Add new variables with mutate()
mutate() helps to add new column at the end of the dataframe using value of existing column.
head(mutate(mpg,dmpg = hwy - cty))
manufacturer | model | displ | year | cyl | trans | drv | cty | hwy | fl | class | dmpg |
---|---|---|---|---|---|---|---|---|---|---|---|
audi | a4 | 1.8 | 1999 | 4 | auto(l5) | f | 18 | 29 | p | compact | 11 |
audi | a4 | 1.8 | 1999 | 4 | manual(m5) | f | 21 | 29 | p | compact | 8 |
audi | a4 | 2.0 | 2008 | 4 | manual(m6) | f | 20 | 31 | p | compact | 11 |
audi | a4 | 2.0 | 2008 | 4 | auto(av) | f | 21 | 30 | p | compact | 9 |
audi | a4 | 2.8 | 1999 | 6 | auto(l5) | f | 16 | 26 | p | compact | 10 |
audi | a4 | 2.8 | 1999 | 6 | manual(m5) | f | 18 | 26 | p | compact | 8 |
We calculated difference between city miles per gallon and highway miles per gallon.
Grouped summaries with summarise()
summarise() collapses the dataframe to a single Rows.
summarise(mpg,avg_hwy=mean(hwy))
avg_hwy |
---|
23.44017 |
When summarise() is used with group_by(), the unit of analysis is changed from the complete dataset to individual groups.
grouped_mpg<- group_by(mpg,year,cyl)
summarise(grouped_mpg,avg_hwy = mean(hwy))
## # A tibble: 7 x 3
## # Groups: year [?]
## year cyl avg_hwy
## <int> <int> <dbl>
## 1 1999 4 28.4
## 2 1999 6 22.3
## 3 1999 8 17.0
## 4 2008 4 29.3
## 5 2008 5 28.8
## 6 2008 6 23.5
## 7 2008 8 18.0
Data visualisation
“The simple graph has brought more information to the data analyst’s mind than any other device.” — John Tukey
Prerequisites
In this section we will use ggplot2, one of the core members of the tidyverse.
ScatterPlot
ggplot(data = mpg) +
geom_point(mapping = aes(x = displ, y = hwy))
ggplot(data = mpg) +
geom_point(mapping = aes(x = displ, y = hwy, color = class))
Barplot
ggplot(data = mpg) + geom_bar(aes(x=class))

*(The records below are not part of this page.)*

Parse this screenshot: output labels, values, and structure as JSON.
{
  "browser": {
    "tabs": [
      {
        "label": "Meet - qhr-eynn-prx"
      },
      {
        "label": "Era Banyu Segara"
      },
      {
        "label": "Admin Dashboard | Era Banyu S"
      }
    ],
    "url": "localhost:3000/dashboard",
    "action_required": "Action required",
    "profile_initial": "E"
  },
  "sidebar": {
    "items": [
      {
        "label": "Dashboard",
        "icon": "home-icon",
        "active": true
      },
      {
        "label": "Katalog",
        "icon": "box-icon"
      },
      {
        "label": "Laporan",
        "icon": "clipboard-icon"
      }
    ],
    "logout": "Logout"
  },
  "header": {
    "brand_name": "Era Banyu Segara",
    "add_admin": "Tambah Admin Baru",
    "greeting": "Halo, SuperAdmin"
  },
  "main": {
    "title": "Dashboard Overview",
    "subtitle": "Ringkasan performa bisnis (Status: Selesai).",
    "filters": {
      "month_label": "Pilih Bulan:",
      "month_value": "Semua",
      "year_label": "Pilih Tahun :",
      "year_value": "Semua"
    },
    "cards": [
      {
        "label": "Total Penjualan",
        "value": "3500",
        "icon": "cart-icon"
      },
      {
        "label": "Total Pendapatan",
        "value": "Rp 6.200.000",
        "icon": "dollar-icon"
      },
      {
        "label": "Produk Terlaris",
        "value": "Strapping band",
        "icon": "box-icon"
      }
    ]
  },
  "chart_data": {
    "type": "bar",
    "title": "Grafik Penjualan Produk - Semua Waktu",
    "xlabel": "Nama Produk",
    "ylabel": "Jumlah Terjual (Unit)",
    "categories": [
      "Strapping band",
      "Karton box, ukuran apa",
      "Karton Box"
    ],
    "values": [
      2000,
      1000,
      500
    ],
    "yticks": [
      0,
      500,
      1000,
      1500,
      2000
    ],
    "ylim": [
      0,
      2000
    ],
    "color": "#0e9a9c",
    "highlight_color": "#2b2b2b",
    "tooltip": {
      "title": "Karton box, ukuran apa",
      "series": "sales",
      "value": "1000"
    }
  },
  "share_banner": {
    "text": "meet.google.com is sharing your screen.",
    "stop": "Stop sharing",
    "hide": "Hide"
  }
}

ggplot(data = mpg) + geom_bar(aes(x=class, fill = class))
DensityPlot and Histogram
ggplot(data = mpg) + geom_histogram(aes(x= displ))
## `stat_bin()` using `bins = 30`. Pick better value with `binwidth`.
ggplot(data = mpg) + geom_density(aes(x=displ))
Boxplot
ggplot(data = mpg, mapping = aes(x = class, y = hwy)) +
geom_boxplot()
Facets
ggplot(data = mpg) +
geom_point(mapping = aes(x = displ, y = hwy)) +
facet_wrap(~ class, nrow = 2)